В этой немыслимой гонке дед отбросил подальше мешавшую ему охотничью сумку. Веткой сбило шапку, он не стал подбирать ее, чтобы не терять времени. На дедушкино счастье, заяц описал большой круг, и они вернулись к началу: миновали земли Спримона, Тилора, Френо, Сени и к полудню снова были на Аниванле.

Дедушка, подуставший от пятичасовой погони, был еще на вершине горы, когда собаки, сбежав вниз, очутились на берегу реки Урт. Он подумал, что зверек никогда не рискнет пересечь реку, вода которой сильно тогда поднялась из–за дождей. Заяц обязательно повернет обратно и окажется под дулом его ружья. На собак, увы, не было никакой надежды. Заяц просто издевался над ними!

Дедушка устроился в середине косогора, у лесочка. Чтобы не прокараулить зайца, он не спускал со зверя глаз. Тот мог придумать что–нибудь новенькое. Заяц же спокойно сидел на берегу реки в зарослях тростника и время от времени пощипывал его зеленые верхушки. Приближавшиеся собаки, казалось, его вообще не занимали.

II вот они уже в десяти шагах от него.

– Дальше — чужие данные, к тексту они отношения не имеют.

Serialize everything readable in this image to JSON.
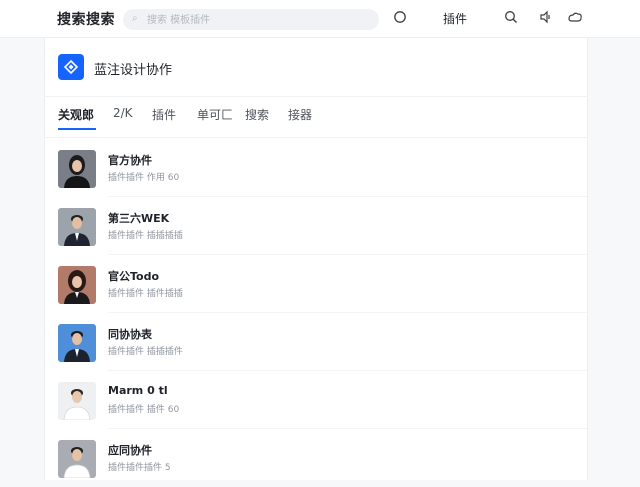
{
  "header": {
    "brand": "搜索搜索",
    "search_placeholder": "搜索 模板插件",
    "plugin_label": "插件",
    "icons": [
      "circle-icon",
      "search-icon",
      "notification-icon",
      "cloud-icon"
    ]
  },
  "team": {
    "name": "蓝注设计协作",
    "logo_icon": "diamond-icon"
  },
  "tabs": [
    {
      "label": "关观郎"
    },
    {
      "label": "2/K"
    },
    {
      "label": "插件"
    },
    {
      "label": "单可匚"
    },
    {
      "label": "搜索"
    },
    {
      "label": "接器"
    }
  ],
  "items": [
    {
      "title": "官方协件",
      "subtitle": "插件插件 作用 60"
    },
    {
      "title": "第三六WEK",
      "subtitle": "插件插件 插插插插"
    },
    {
      "title": "官公Todo",
      "subtitle": "插件插件 插件插插"
    },
    {
      "title": "同协协表",
      "subtitle": "插件插件 插插插件"
    },
    {
      "title": "Marm 0 tl",
      "subtitle": "插件插件 插件 60"
    },
    {
      "title": "应同协件",
      "subtitle": "插件插件插件 5"
    }
  ],
  "colors": {
    "accent": "#1664ff"
  }
}
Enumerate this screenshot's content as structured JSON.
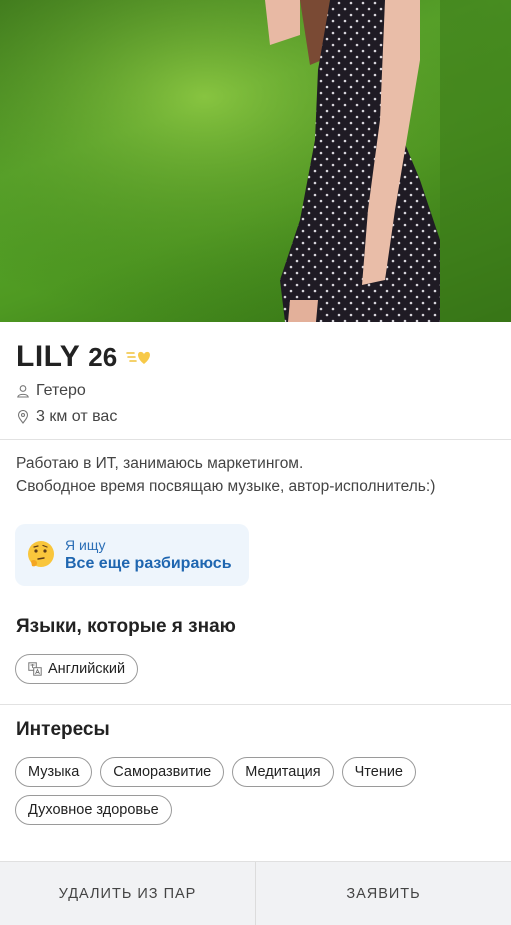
{
  "profile": {
    "name": "LILY",
    "age": "26",
    "orientation": "Гетеро",
    "distance": "3 км от вас",
    "about_lines": [
      "Работаю в ИТ, занимаюсь маркетингом.",
      "Свободное время посвящаю музыке, автор-исполнитель:)"
    ],
    "seeking": {
      "label": "Я ищу",
      "value": "Все еще разбираюсь",
      "emoji": "thinking-face-icon"
    }
  },
  "languages": {
    "title": "Языки, которые я знаю",
    "items": [
      "Английский"
    ],
    "icon": "translate-icon"
  },
  "interests": {
    "title": "Интересы",
    "items": [
      "Музыка",
      "Саморазвитие",
      "Медитация",
      "Чтение",
      "Духовное здоровье"
    ]
  },
  "actions": {
    "remove_label": "УДАЛИТЬ ИЗ ПАР",
    "report_label": "ЗАЯВИТЬ"
  },
  "colors": {
    "accent_blue": "#1f66b0",
    "seeking_bg": "#eef5fc",
    "bottom_bar_bg": "#f1f2f4"
  }
}
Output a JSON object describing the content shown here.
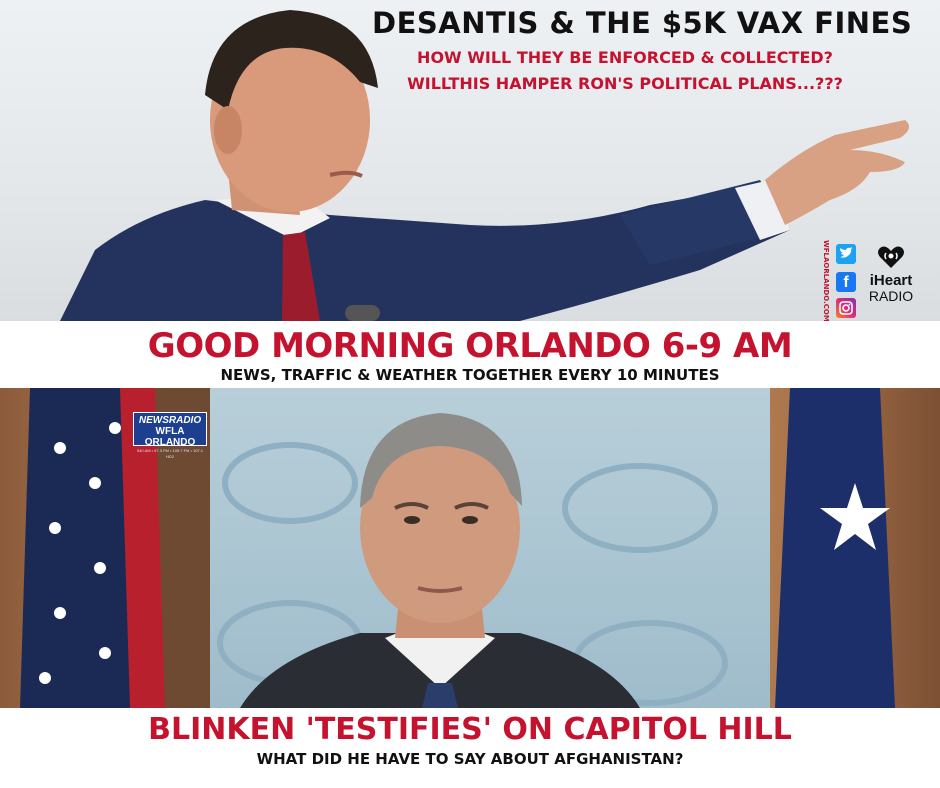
{
  "top_story": {
    "headline": "DESANTIS & THE $5K VAX FINES",
    "subline_1": "HOW WILL THEY BE ENFORCED & COLLECTED?",
    "subline_2": "WILLTHIS HAMPER RON'S POLITICAL PLANS...???"
  },
  "social": {
    "site": "WFLAORLANDO.COM",
    "icons": [
      "twitter-icon",
      "facebook-icon",
      "instagram-icon"
    ],
    "brand_name": "iHeart",
    "brand_sub": "RADIO"
  },
  "show": {
    "title": "GOOD MORNING ORLANDO 6-9 AM",
    "tagline": "NEWS, TRAFFIC & WEATHER TOGETHER EVERY 10 MINUTES"
  },
  "badge": {
    "line1": "NEWSRADIO",
    "line2": "WFLA ORLANDO",
    "line3": "540 AM • 97.3 FM • 105.7 FM • 107.1 HD2"
  },
  "bottom_story": {
    "headline": "BLINKEN 'TESTIFIES' ON CAPITOL HILL",
    "subline": "WHAT DID HE HAVE TO SAY ABOUT AFGHANISTAN?"
  },
  "colors": {
    "accent_red": "#c4122f",
    "text_dark": "#111111",
    "suit_navy": "#1f2f57",
    "wall_blue": "#a9c4d2"
  }
}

Сердце деда бешено колотилось, у него перехватило дыхание. Расстояние между собаками и зайцем все уменьшалось.

Вдруг бежавший впереди Рамоно прыгнул, чтобы разорвать зверя. Заяц кинулся в грозно ревущий поток, кативший вперед свои пенистые волны, и Рамоно лишь щелкнул клыками.

— А! Теперь он утонет! — закричал дедушка. — Молодцы!

Он бросился вниз по склону так стремительно, что едва не влетел на всей скорости в Урт.

Бежал и все повторял:

— Утонет! Утонет! Утонет!

Но заяц уверенно пересек реку и благополучно достиг противоположного берега.

Собаки, как и их хозяин, остались на берегу и, казалось, ждали катастрофы, по видя, что заяц против всякого ожидания появился на суше целый и невредимый, тоже прыгнули в реку. Им повезло меньше. Охваченный азартом погони, Рамоно не смог справиться с течением. Бедный пес устал сражаться с мощным потоком. На трети реки его оставили силы. Он исчез, потом снова появился на поверх пости. Его лапы слабо били по воде, ему было не преодолеть реки. Несмотря на все свои усилия, он опять ушел и глубину.

К тому времени дедушка спустился или, скорее, скатился по крутому берегу.

Рамоно в третий раз показался над водой. Дедушка позвал его. Бедное животное посмотрело на него своими умными глазами, и до деда донесся жалобный стон. Пес уже пересек большую часть реки. Услышав голос хозяина, он решил вернуться.

Это предрешило его трагический конец. Подхваченный потоком, он несколько раз перевернулся, еще раз заскулил, с трудом развернулся к хозяину — и его отнесло течением.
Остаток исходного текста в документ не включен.